Manifesto for olfactory-acoustic sculpture
(A guide to creating uncomfortable questions)
As humans, we like to think we know. The expression ‘I know’ is comfortable to say. Not knowing is uncomfortable. Not knowing is the beginning of a useful problem.
I create questions that cannot be dispatched, or rendered pointless, with an ‘I know.’ This is an expression that kills questions; it is the antithesis of creativity or progress.
Our primary sense of vision must be stepped aside from in order to move away from all the ‘I knows.’ The visual world is saturated with facile symbolism that is easily recognised and talked about ‘knowingly.’ Vision is full of ‘I know.’
The visual elements of my work are framing devices, plinths holding up the work to enable it to be experienced, notations formed from research. My sculpture fills space with volumes of sound and smell.
Noise is a sound yet to be placed within language. The distinction between noise and sound is entirely dependent on knowledge. Often the noises in my acoustic compositions are animal calls. Those who study bioacoustics might recognise them, and know them as sounds.
Smell must make you stop and think. Perfume refers to a smell that has been classified by language. The isolated olfactory molecules, or ‘notes’, of my compositions are unfamiliar and lie outside of language.

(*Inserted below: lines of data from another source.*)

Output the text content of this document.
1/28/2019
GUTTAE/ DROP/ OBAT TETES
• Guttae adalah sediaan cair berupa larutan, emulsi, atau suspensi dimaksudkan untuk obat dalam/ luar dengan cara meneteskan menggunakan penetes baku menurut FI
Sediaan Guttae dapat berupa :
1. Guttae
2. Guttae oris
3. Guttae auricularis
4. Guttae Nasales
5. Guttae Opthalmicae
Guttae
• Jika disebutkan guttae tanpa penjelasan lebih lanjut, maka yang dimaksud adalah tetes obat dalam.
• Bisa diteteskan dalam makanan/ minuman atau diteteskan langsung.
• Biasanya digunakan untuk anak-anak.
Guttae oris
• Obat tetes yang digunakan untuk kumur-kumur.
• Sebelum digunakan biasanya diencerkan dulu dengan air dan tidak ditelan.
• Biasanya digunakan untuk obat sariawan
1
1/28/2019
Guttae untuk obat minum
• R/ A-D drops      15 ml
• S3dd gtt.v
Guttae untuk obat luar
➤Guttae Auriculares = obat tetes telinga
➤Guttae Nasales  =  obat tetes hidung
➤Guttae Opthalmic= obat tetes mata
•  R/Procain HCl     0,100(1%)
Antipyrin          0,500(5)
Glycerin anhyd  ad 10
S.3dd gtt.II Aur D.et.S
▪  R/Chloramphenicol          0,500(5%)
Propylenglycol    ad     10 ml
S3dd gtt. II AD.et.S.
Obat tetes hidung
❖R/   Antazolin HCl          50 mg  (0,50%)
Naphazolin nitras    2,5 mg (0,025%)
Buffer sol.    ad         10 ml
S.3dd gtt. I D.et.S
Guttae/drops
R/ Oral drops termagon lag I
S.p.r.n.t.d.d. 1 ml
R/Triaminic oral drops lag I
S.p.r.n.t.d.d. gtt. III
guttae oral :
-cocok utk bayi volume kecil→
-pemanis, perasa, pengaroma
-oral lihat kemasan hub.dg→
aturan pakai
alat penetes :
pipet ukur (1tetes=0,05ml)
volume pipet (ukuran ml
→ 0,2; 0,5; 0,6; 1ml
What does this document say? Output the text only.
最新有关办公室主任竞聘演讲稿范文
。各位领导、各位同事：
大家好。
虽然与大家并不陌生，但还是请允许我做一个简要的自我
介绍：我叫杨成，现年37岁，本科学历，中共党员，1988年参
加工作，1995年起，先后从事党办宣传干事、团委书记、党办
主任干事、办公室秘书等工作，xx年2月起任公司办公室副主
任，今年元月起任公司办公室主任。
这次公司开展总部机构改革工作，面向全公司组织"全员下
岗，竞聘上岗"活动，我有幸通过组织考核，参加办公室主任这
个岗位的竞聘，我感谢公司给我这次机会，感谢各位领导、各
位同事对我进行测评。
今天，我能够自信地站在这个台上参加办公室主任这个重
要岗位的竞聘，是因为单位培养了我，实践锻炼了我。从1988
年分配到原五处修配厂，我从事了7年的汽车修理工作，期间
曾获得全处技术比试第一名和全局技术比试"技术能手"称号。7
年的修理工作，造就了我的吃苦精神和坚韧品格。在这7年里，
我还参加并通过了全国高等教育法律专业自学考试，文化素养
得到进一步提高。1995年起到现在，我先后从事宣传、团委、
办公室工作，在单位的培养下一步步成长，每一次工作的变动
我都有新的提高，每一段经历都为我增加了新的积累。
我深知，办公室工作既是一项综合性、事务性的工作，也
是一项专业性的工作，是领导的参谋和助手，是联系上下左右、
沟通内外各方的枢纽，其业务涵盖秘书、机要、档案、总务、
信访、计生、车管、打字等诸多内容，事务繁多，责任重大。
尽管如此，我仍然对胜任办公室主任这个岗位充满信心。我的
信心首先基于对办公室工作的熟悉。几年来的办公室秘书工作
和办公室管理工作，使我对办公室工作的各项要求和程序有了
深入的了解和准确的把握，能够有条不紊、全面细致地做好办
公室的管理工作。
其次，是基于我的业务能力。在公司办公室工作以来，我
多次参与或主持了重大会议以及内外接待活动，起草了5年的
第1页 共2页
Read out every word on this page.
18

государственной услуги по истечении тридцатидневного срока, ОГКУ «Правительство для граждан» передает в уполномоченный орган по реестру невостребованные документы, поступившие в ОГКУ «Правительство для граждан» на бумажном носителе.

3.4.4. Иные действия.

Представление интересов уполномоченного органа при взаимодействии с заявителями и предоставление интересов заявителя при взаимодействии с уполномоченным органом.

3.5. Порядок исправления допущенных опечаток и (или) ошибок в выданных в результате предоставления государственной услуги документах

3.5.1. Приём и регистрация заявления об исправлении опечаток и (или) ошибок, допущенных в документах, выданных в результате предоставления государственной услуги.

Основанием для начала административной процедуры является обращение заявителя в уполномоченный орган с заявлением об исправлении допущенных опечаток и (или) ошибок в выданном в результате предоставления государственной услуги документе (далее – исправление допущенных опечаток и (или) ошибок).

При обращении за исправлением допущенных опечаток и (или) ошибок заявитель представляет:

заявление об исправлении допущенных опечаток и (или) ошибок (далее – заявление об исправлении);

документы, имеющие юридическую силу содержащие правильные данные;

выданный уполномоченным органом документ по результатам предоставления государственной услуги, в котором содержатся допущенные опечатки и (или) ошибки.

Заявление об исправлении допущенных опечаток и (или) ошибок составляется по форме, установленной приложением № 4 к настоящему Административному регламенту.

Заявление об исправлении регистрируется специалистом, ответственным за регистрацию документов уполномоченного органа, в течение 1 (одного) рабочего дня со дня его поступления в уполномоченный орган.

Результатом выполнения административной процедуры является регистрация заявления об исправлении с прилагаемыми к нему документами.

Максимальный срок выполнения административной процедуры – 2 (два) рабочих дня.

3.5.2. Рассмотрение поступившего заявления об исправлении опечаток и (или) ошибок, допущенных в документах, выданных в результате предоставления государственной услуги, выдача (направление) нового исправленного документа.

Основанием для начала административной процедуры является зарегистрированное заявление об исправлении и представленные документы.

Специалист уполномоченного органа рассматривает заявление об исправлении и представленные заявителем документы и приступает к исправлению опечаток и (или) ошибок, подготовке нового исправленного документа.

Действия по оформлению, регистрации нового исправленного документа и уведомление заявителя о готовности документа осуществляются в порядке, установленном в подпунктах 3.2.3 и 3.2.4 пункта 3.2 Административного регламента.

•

Neither my sound nor my smell compositions respond to, or are defined by, linguistic references. They are outside of assumptions.
My titles are not descriptive; they are material and tactile elements of the composition and serve to frame the work. They are coordinates; they set the key for the register of perception. The elements of my sculptures create scenarios where perception tests the limit of knowledge.